My only real criticism: there is some cyclical repetitions throughout the book (like the men giving blood to Lucy) that become rather repetitive. Personally, I could have done without the American Quincey entirely. But that’s really besides the point, it’s a sensational book and was a perfect novel to read for the R.I.P. Challenge!

Conclusion: Keeper.

Other opinions: Book Nut, Bookworm, 1morechapter, Becky’s Book Reviews, Dreaming Out Loud, Here, There, and Everywhere, and Reading Matters.
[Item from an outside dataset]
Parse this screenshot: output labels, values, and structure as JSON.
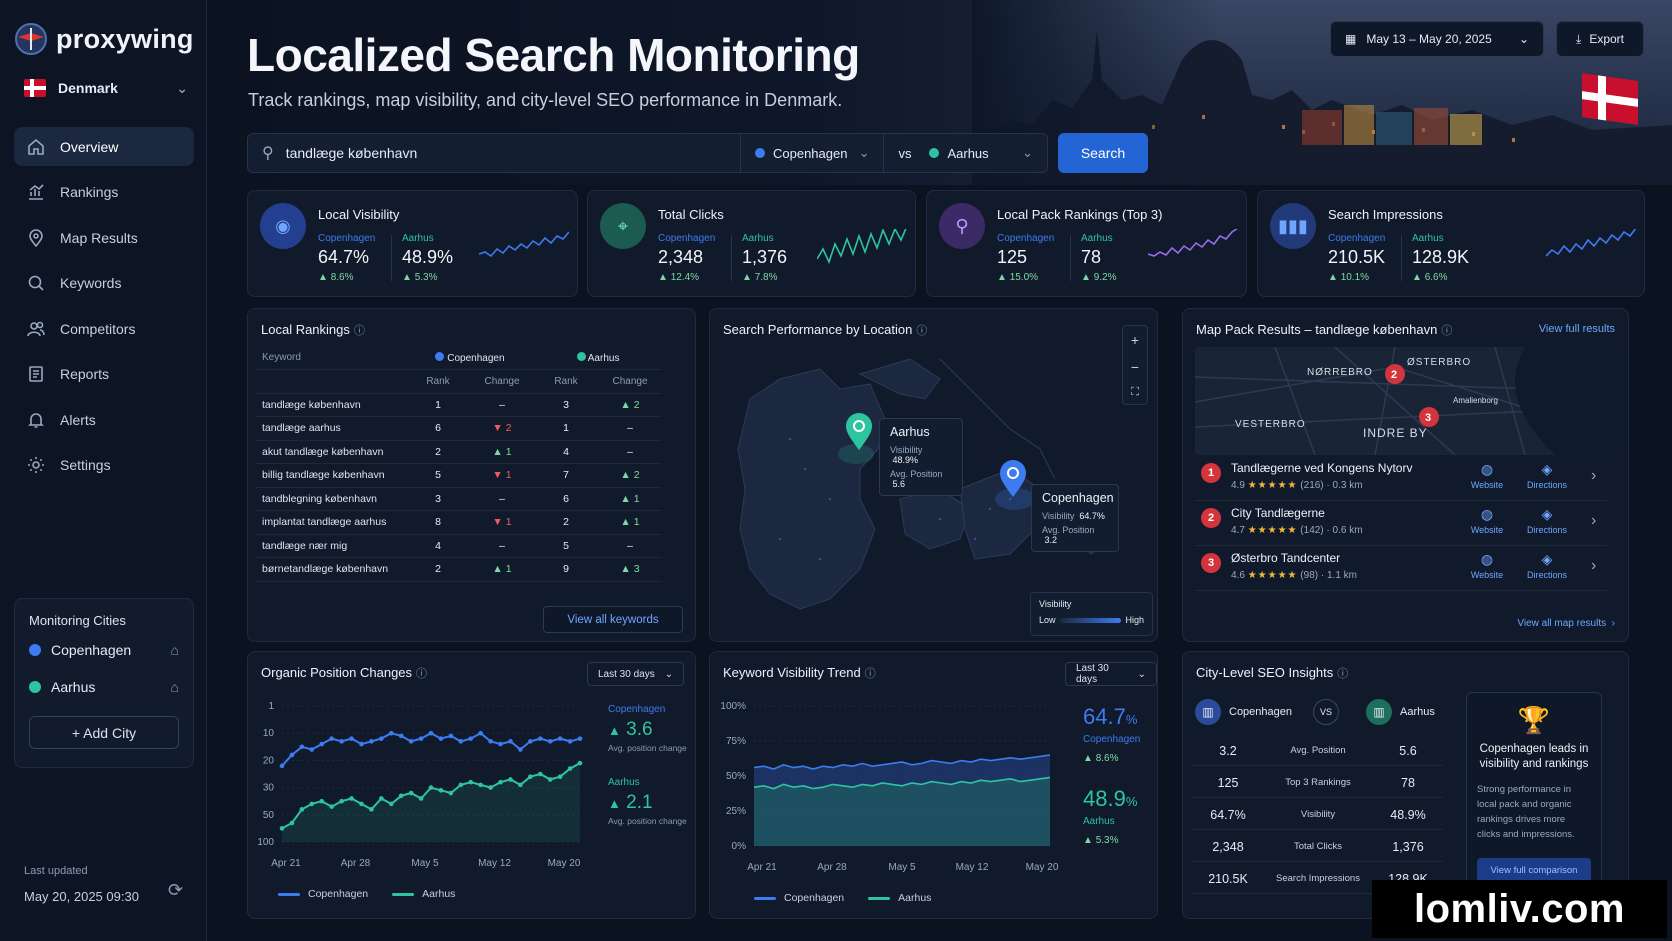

I agree, it’s a sensational book. The last time I read it I was still in my teens. I need to pick it up again one of these days.

Comment by Nymeth

I love the book Dracula, although Frankenstein is my favorite of the two.

Comment by MissDaisyAnne

Nymeth: It was oh so good! I printed out a copy of Carmella, an earlier vampire novella, and am looking forward to reading that now. I just finished Frankenstein the other day: phenomenal! I think it may have surpassed my Dracula enjoyment too.

Comment by bookchronicle

I would love to read this book one day! For some reason I’m a little intimidated by it–really have no idea why. I was going to join the RIP challenge this year, but time just got away from me. Hate that!

Comment by Trish

Trish: I kept passing up Dracula because I thought I wasn’t a vampire person. Even without the R.I.P. challenge, it’s always fun to toss in a few creepier and horror-ridden novels.